Are you looking to validate a certain hypothesis? Are you hoping to figure out the journey of a particular segment of users? Are you trying to uncover the points of friction in a particular flow on your product? Having clear, written answers to these questions helps.
This also acts as a great guardrail to steer the conversation and maximise the probability of stumbling across insights for your queries.
Who?
Who is the user you’re speaking with today? How long, and how frequently, have they been using your product? What are their most common use cases? What issues / feature requests / complaints have they raised before? What have they appreciated? What does a day in their function look like? When it comes to deriving value from your product, what does success mean for them?

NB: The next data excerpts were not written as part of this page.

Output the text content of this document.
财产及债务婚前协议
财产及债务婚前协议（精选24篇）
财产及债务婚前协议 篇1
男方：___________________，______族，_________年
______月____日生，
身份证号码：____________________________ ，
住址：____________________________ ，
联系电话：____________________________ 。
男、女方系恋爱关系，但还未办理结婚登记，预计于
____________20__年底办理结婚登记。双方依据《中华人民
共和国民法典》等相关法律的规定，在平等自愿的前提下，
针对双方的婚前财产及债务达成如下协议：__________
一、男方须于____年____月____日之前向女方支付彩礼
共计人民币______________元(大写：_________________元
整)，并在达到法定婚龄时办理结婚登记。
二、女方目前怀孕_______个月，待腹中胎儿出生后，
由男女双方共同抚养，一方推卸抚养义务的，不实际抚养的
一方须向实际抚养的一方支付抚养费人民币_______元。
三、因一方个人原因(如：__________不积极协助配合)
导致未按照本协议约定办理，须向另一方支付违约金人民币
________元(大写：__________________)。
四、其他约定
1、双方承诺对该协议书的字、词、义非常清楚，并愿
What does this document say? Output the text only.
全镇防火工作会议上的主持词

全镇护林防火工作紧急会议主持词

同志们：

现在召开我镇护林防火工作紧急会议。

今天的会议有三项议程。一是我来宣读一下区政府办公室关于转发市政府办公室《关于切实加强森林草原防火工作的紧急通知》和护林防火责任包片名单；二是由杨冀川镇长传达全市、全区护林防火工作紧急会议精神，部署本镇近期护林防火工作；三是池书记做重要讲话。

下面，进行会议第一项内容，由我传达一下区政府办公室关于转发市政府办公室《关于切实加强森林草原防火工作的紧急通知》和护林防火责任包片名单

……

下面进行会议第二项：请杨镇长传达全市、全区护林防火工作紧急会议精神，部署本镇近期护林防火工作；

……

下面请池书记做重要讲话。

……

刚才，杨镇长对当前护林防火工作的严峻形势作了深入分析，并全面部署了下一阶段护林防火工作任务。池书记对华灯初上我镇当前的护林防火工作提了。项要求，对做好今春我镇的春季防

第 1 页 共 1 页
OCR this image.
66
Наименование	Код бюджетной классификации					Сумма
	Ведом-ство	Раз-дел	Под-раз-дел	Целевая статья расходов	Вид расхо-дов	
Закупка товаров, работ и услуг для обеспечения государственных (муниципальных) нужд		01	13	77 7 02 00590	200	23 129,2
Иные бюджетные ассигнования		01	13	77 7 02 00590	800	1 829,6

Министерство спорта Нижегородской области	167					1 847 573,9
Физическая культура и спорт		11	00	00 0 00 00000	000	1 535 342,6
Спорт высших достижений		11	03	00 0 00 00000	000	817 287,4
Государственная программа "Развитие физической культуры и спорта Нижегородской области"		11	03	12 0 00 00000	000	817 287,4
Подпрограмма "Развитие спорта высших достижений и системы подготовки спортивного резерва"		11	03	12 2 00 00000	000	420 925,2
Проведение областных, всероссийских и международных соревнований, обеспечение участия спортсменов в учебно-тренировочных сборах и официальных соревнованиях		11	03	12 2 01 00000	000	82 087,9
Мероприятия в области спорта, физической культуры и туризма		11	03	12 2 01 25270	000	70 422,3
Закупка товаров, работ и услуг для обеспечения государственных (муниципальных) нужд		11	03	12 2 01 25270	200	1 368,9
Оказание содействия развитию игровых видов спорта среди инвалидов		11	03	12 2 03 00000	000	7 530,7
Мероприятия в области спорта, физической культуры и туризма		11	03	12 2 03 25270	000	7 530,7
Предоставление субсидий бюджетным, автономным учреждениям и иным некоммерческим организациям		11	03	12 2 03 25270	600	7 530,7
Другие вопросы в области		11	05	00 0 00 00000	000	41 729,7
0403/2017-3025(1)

Finding answers to most, if not all, of these questions, before the interview helps build a user profile, and in turn, helps your write a script that can boost the quality of your takeaways.
I work at Enterpret, where we help customers learn from their users’ feedback. We have an instance deployed that we can Enterpret on Enterpret — it’s built on the feedback that our own customers have shared about Enterpret. I spend a significant amount of time before any user interview doing three things:
I find, and consume the feedback shared by the particular user. Enterpret makes this easy, because I can just search for the user’s name / email and consume summarised insights, and quickly get a gist of their voice, along with relevant quotes.
I watch their user sessions on Full Story to get a subjective of understanding how they use our product.
I analyse their quantified product usage on Amplitude to get a wider perspective of their frequency of usage and different journeys.
This exploration, while time-taking, tremendously helps understand the user better. Which in turn helps ask more relevant questions, and elicit specific answers and user stories.
Script
User interviews should not be scripted. It’s not a series of questions and answers. If you end up following a written set of questions, down to the letter, you probably did not do a very good job. Yet, it’s a good idea to have a script to ground your conversation. The nuance here is how this script is structured, and how it should be used.
Your interview script should be a collection of relevant open-ended prompts that help start conversations where your users feel encouraged to share specifics of their experience of using your product — the good, the bad, and especially the ugly. The Why? and Who? from the last two sections are the basis of this script, and as for framing questions, Eric Migicovsky’s framework is a must-watch pre-requisite, in my opinion.
Team Up
As humans, we are biased. As Product Managers, we are biased. It’s immensely helpful to have someone else in the room. Your colleague can help take notes, keep an eye on the clock, jump in with interesting perspectives and questions, and above everything else, when you’re discussing takeaways, help you check your biases as you distill your thoughts.
Breathe
Relax. You’re talking to fellow human being. Ask them about their day, share what your dog did this morning. Have an actual, pleasant conversation. When you think about it, it’s a such a positive setting! Here’s a person who believes in your ability to help solve their problems, and is willing to share their views and insights with you to help you build a product that people want! Make the most of it.
That’s it! I hope you found this post useful. I’ll work on sharing what I’ve been learning on the best practices to follow during a user interview, and some thoughts on distilling takeaways after one in the coming weeks. Do share your thoughts and comments!